SWIFT Streamlines B2B Payments With Data Portal

Data is critical to the successful operation of any business, but in the age of the Internet of Things and Big Data, many small businesses are often drowning in information without anyway to sort or analyze it.

SWIFT’s latest service hopes to sort out some of the data clutter in the B2B supply chain by automating analysis of payments reference data. Through the launch of a new data delivery channel, SWIFTRef, financial institutions and enterprises alike can more easily evaluate crucial payments reference data in real time. The analysis, SWIFT added, works in harmony with the firm’s existing tools within the reference data suite of services.

“SWIFTRef APIs are paving the way towards flawless payments processing,” said SWIFT’s head of Reference Data Herve Valentin. “SWIFTRef APIs offer financial institutions and corporates a ready-to-go solution that validates or identifies data when needed, against the most accurate SWIFTRef data available at any time.”
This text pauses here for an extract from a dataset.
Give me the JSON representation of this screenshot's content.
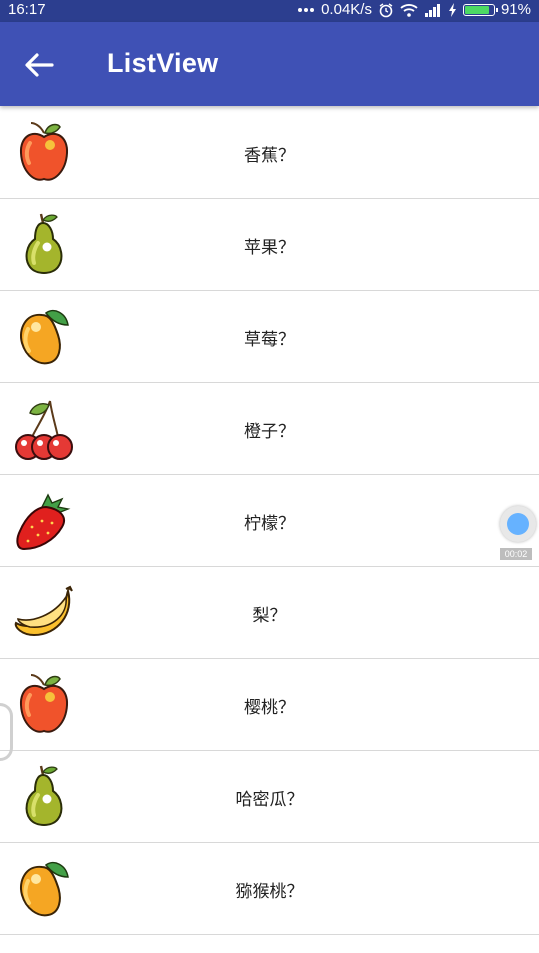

According to Valentin, users of the new interface can reduce their costs and risk thanks to integrated validation for BIC and IBAN. Not only does this introduce time-saving automation into the business process, it provides a higher quality of data, reports said.
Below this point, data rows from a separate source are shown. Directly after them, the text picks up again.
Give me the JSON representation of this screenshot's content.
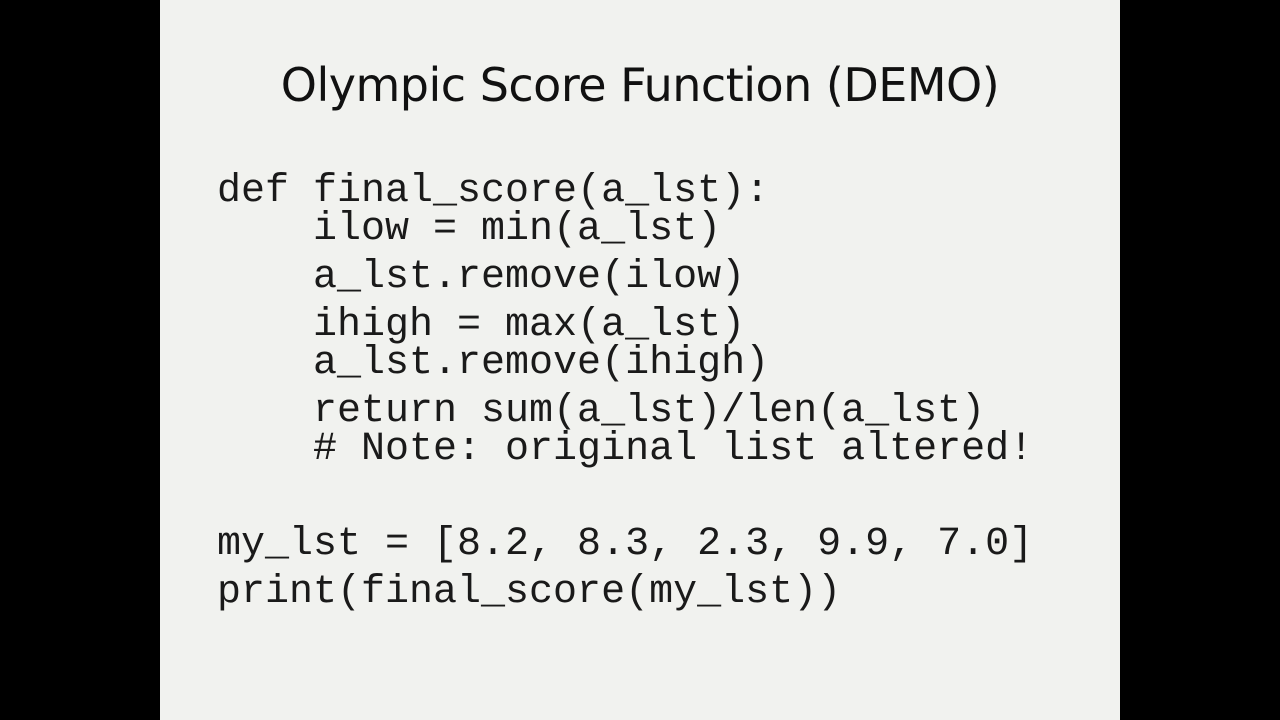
{
  "slide": {
    "title": "Olympic Score Function (DEMO)",
    "code_lines": [
      "def final_score(a_lst):",
      "    ilow = min(a_lst)",
      "    a_lst.remove(ilow)",
      "    ihigh = max(a_lst)",
      "    a_lst.remove(ihigh)",
      "    return sum(a_lst)/len(a_lst)",
      "    # Note: original list altered!",
      "my_lst = [8.2, 8.3, 2.3, 9.9, 7.0]",
      "print(final_score(my_lst))"
    ]
  },
  "colors": {
    "background": "#000000",
    "slide_background": "#f1f2ef",
    "text": "#111111"
  }
}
Currently, there are 12 SWIFTRef interfaces available for various industry identifiers, bank codes and settlement instructions. The company also announced plans to roll out a new directory, to be called Entity Plus, that will aid businesses and financial institutions with regulatory reporting.

This is the latest tool unveiled by SWIFT, which, late last year, announced a service to aid banks’ compliance with the Know Your Customer rules and increase their transparency in the form of another registry. Despite these solutions, experts say SWIFT has a long way to go. Recent figures from SWIFT CEO Gottfried Leibbrandt said that while 40 percent of Fortune 500 companies are connected to SWIFT, that number should be closer to 90 percent. But, due to a lack of standardization and the KYC regulations, as well as new tax regulations, many corporations deem SWIFT unnecessary and too disruptive.